In a report, “At what cost? The futility of the war on drugs in South Africa”, released this month, the alliance’s chief executive, Quintin van Kerken, said legalising dagga would help to make the government money, as it would be able to tax it.
“Regulating and controlling illegal drugs would collapse the illegal markets and get the drug smugglers and dealers out of this business,” he said.
“If we want to really get tough on the drug-dealing gangsters let’s take away their biggest source of revenue and try to collapse the illegal drug business for good.”
In 2011, Professor JP van Niekerk, managing editor of the South African Medical Journal, made a similar call for dagga to be decriminalised.
Portugal became the first European country to decriminalise all drugs. Drug users are provided with therapy instead of being imprisoned.
In the Czech Republic, a fine for the possession of certain drugs equals that of a parking ticket.
While legalising drugs such as crystal meth (tik) made “no sense”, regulating the dagga industry “would make fiscal sense”, said Van Kerken.
“Years of fighting drugs seemed to have been (almost) pointless and futile… The war on drugs is the real enemy, and people fighting addiction are its victim.”
Van Kerken said that if criminalising drugs was effective there would be no drugs on the streets, all the dealers would be in jail, and there would be no recreational users of drugs, and no addicts.
He had been an addict for 10 years and had spent an equal number of years in recovery working with the alliance to do research and help with rehabilitating drug users.
They “fully agree that drugs are dangerous and must be controlled”.
People arrested during raids were “rarely the drug dealers and even when drug dealers are arrested, the drug trade continues in a different area while prison populations increase, which is a burden on the taxpayer”.

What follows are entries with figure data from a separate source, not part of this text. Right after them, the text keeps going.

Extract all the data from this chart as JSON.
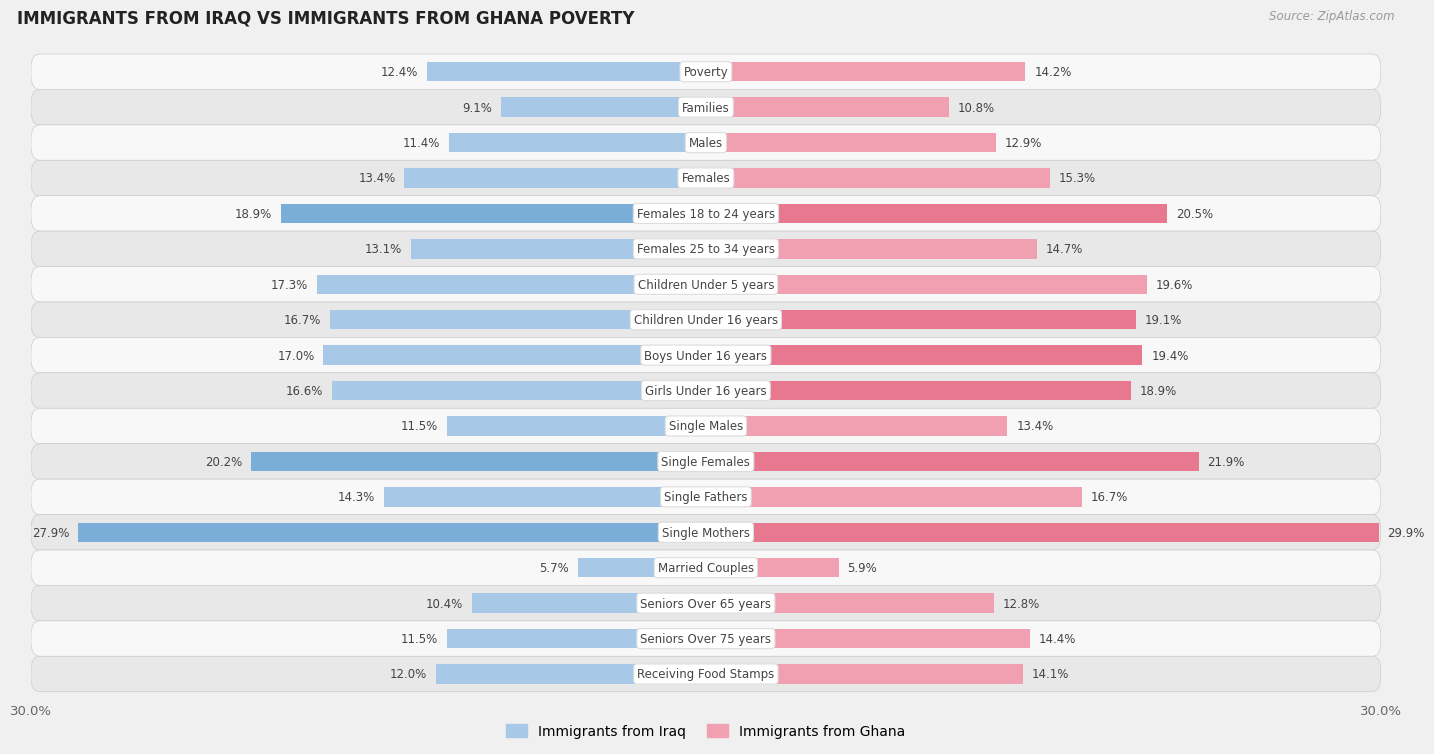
{
  "title": "IMMIGRANTS FROM IRAQ VS IMMIGRANTS FROM GHANA POVERTY",
  "source": "Source: ZipAtlas.com",
  "categories": [
    "Poverty",
    "Families",
    "Males",
    "Females",
    "Females 18 to 24 years",
    "Females 25 to 34 years",
    "Children Under 5 years",
    "Children Under 16 years",
    "Boys Under 16 years",
    "Girls Under 16 years",
    "Single Males",
    "Single Females",
    "Single Fathers",
    "Single Mothers",
    "Married Couples",
    "Seniors Over 65 years",
    "Seniors Over 75 years",
    "Receiving Food Stamps"
  ],
  "iraq_values": [
    12.4,
    9.1,
    11.4,
    13.4,
    18.9,
    13.1,
    17.3,
    16.7,
    17.0,
    16.6,
    11.5,
    20.2,
    14.3,
    27.9,
    5.7,
    10.4,
    11.5,
    12.0
  ],
  "ghana_values": [
    14.2,
    10.8,
    12.9,
    15.3,
    20.5,
    14.7,
    19.6,
    19.1,
    19.4,
    18.9,
    13.4,
    21.9,
    16.7,
    29.9,
    5.9,
    12.8,
    14.4,
    14.1
  ],
  "iraq_color": "#a8c8e8",
  "ghana_color": "#f0a0b0",
  "iraq_highlight_indices": [
    4,
    11,
    13
  ],
  "ghana_highlight_indices": [
    4,
    7,
    8,
    9,
    11,
    13
  ],
  "iraq_highlight_color": "#7aadd8",
  "ghana_highlight_color": "#e87890",
  "bar_height": 0.55,
  "xlim": 30.0,
  "bg_color": "#f0f0f0",
  "row_light_color": "#f8f8f8",
  "row_dark_color": "#e8e8e8",
  "label_bg_color": "#ffffff",
  "value_color": "#444444",
  "cat_color": "#444444",
  "legend_iraq": "Immigrants from Iraq",
  "legend_ghana": "Immigrants from Ghana",
  "legend_iraq_color": "#a8c8e8",
  "legend_ghana_color": "#f0a0b0",
  "tick_label_color": "#666666",
  "title_color": "#222222",
  "source_color": "#999999"
}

Trying to eradicate dealers, who were “simply supplying a demand”, made no sense.
“No matter how many dealers we arrest or smuggling networks we ‘smash’, the void is always filled by the queue of willing replacements, hungry for the extraordinary profits prohibition offers them.
“Arresting dealers and confiscating drugs simply funnels business elsewhere. It does not stop the supply of drugs; it simply slows the flow down.”